Collecting the Revolution
My collection, meanwhile, has grown from a few books to a few hundred—ignoring the advice to specialize. If a collector has that kind of discipline and focus, that is great advice indeed. I’m still at the kid-in-a-candy-store stage. I buy a first edition of The Journals of Each Provincial Congress of Massachusetts in 1774 and 1775 for $280 one minute—and in the next plunk down a buck for a biography of John Paul Jones, a founder of the Navy.
“A collection doesn’t have to be filled with rare books, just good books,” Ken Gloss said to me. He owns The Brattle Book Shop in Boston. On my last road trip there, I filled up my trunk with good books, coming home with a beautiful fourteen-volume set of The Writings of George Washington published in 1889 by G. P. Putnam’s Sons ($500) and a biography on the complex Life of Joseph Brant-Thayendanegea Including the Indian Wars of the American Revolution. (Brant was a Mohawk leader who fought for the British and was falsely accused by America of committing atrocities during the war.)

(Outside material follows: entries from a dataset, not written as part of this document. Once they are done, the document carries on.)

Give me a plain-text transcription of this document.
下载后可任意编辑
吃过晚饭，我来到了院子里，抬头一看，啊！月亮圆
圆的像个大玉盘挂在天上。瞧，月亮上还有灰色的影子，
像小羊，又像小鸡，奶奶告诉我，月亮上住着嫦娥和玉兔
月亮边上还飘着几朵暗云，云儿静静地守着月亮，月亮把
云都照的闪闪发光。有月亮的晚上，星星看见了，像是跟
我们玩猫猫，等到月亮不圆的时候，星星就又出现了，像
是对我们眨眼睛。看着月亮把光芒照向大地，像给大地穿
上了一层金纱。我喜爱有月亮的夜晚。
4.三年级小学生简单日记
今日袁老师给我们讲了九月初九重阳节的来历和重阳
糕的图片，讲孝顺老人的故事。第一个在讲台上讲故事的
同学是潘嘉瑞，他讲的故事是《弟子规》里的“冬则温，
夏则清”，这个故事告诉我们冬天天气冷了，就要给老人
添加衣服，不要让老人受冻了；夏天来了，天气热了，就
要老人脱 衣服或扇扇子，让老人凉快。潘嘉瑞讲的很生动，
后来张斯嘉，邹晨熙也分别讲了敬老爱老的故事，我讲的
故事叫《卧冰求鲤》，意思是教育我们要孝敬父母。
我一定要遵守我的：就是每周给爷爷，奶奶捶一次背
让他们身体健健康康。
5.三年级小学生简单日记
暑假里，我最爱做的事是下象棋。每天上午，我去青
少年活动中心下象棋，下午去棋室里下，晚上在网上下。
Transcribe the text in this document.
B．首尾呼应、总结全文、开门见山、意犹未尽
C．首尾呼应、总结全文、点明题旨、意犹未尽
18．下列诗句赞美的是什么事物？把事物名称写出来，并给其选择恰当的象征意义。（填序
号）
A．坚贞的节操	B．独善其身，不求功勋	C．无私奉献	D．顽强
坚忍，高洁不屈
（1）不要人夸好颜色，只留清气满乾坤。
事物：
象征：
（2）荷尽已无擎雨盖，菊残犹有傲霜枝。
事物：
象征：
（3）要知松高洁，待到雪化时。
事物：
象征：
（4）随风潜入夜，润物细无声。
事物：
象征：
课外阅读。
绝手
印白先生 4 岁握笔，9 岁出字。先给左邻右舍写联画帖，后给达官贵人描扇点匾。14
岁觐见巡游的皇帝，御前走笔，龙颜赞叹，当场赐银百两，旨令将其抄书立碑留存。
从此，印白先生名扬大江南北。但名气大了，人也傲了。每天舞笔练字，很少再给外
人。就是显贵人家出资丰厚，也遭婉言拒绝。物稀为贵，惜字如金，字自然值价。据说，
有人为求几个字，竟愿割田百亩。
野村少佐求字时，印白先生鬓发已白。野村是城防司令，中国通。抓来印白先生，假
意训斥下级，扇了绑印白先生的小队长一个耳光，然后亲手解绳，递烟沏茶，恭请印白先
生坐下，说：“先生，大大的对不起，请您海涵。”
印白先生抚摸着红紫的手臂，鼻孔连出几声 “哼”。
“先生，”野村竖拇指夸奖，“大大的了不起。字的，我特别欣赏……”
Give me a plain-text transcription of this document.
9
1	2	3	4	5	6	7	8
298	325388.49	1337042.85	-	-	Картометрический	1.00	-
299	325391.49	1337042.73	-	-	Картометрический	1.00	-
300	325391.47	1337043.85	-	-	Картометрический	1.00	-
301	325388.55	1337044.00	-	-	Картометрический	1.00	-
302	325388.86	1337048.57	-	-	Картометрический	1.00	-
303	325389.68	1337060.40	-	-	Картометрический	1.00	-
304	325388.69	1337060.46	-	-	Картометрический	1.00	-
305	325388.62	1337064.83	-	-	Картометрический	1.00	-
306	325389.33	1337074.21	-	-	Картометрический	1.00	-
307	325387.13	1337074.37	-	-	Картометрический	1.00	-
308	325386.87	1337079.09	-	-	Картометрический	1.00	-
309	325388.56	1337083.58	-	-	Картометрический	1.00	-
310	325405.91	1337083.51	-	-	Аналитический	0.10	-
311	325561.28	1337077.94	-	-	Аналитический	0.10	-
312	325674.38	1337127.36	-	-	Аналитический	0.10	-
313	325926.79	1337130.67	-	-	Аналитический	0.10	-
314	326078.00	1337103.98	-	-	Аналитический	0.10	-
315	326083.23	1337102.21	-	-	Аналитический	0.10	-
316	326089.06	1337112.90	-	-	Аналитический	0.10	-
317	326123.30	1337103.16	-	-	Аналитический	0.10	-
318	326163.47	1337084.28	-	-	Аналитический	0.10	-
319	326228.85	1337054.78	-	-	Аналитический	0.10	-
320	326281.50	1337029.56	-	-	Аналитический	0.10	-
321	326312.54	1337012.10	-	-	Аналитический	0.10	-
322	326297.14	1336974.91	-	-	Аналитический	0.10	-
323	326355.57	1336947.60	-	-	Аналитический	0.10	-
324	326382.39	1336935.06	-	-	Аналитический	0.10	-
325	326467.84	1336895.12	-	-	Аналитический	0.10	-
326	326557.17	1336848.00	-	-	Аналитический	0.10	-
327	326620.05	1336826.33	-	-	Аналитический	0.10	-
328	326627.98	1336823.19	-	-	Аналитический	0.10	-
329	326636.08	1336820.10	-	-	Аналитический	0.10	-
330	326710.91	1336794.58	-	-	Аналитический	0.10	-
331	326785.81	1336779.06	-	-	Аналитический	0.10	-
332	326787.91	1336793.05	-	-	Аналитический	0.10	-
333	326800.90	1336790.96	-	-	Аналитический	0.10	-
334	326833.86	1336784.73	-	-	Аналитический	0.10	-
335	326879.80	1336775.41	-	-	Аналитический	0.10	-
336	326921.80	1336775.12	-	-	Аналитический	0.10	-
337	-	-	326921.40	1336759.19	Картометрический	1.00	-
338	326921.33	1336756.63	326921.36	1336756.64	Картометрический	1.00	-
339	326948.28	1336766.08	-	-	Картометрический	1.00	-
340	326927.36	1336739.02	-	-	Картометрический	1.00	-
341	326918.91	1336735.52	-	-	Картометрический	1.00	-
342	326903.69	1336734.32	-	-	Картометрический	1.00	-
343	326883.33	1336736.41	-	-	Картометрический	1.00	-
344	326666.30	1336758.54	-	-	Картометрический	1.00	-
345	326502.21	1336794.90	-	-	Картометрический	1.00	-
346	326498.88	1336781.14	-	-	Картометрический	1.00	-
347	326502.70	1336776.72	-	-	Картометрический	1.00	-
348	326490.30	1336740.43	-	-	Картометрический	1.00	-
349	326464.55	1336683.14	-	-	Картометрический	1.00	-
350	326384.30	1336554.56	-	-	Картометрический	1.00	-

If I didn’t work for a nonprofit organization, I might return to Brattle with an attaché case and pick up one of his copies of the Declaration of Independence. My higher-tax-bracket fantasy would also involve a stop in New York on the way home. I’d head to Bauman for a first printing of the 1765 Stamp Act ($24,000) in a custom clamshell box and an early edition of Common Sense or a letter signed by John Adams. Then I’d get back on the interstate and stop at MacManus for a copy of John Dickinson’s Letters from a Pennsylvania Farmer printed by Mein and Fleming in 1768 ($5,000).
In reality, the Revolution as a collecting area is so big, great finds turn up everywhere—bookshops, marquee auctions, online auctions, antiquarian book fairs, yard sales, estate sales, library friends groups’ sales, and thrift stores. Don’t forget flea markets. I still weep with jealousy every time I think about the Philadelphia man who discovered a first printing of the Declaration of Independence inside a frame he bought at a flea market in Adamstown, Pennsylvania.
Manuscripts might not always be readily available—or in your budget when they are—but one area that’s ripe for picking is newspapers.
“Newspapers are much more affordable today,” Wolf said, bringing joy to this former reporter’s heart. “There are so many more of them onto the market because they’re being digitalized and released.”
Salt Lake City-based bookseller Ken Sanders encourages people learn as much as they can about the Revolution—whether through newspapers, rare books, or anything else. The demand at his shop is strong, too.
“The history of our founding belongs to all Americans,” said Sanders, who remembers people pouring out of the Wasatch Mountains and standing in line for blocks when a tour of the Declaration of Independence came to town. “You could explore an area of the Revolution that hasn’t been heavily mined or you could take an area in a new direction.”
Gordon Gibson of Gibson Galleries in West Caldwell, New Jersey, has helped me broaden my perspective by illuminating more of the British point of view of the colonists’ quest for independence. I bought a pair of one of my all-time favorite series of books there: The Annual Register, Or A View Of The History, Politics and Literature. Fascinating on so many levels (where else could I read about authorities finding a dead man stuck face down in a well after apparently trying to save his dog?), the series provides a year’s worth of detailed news in what then passed for a timely manner.
The writers reviewing the year 1777 ($375 with a modern marbled cover) make it clear that England blundered by hiring Hessian mercenaries to kill Americans—a subject I read nothing about in school.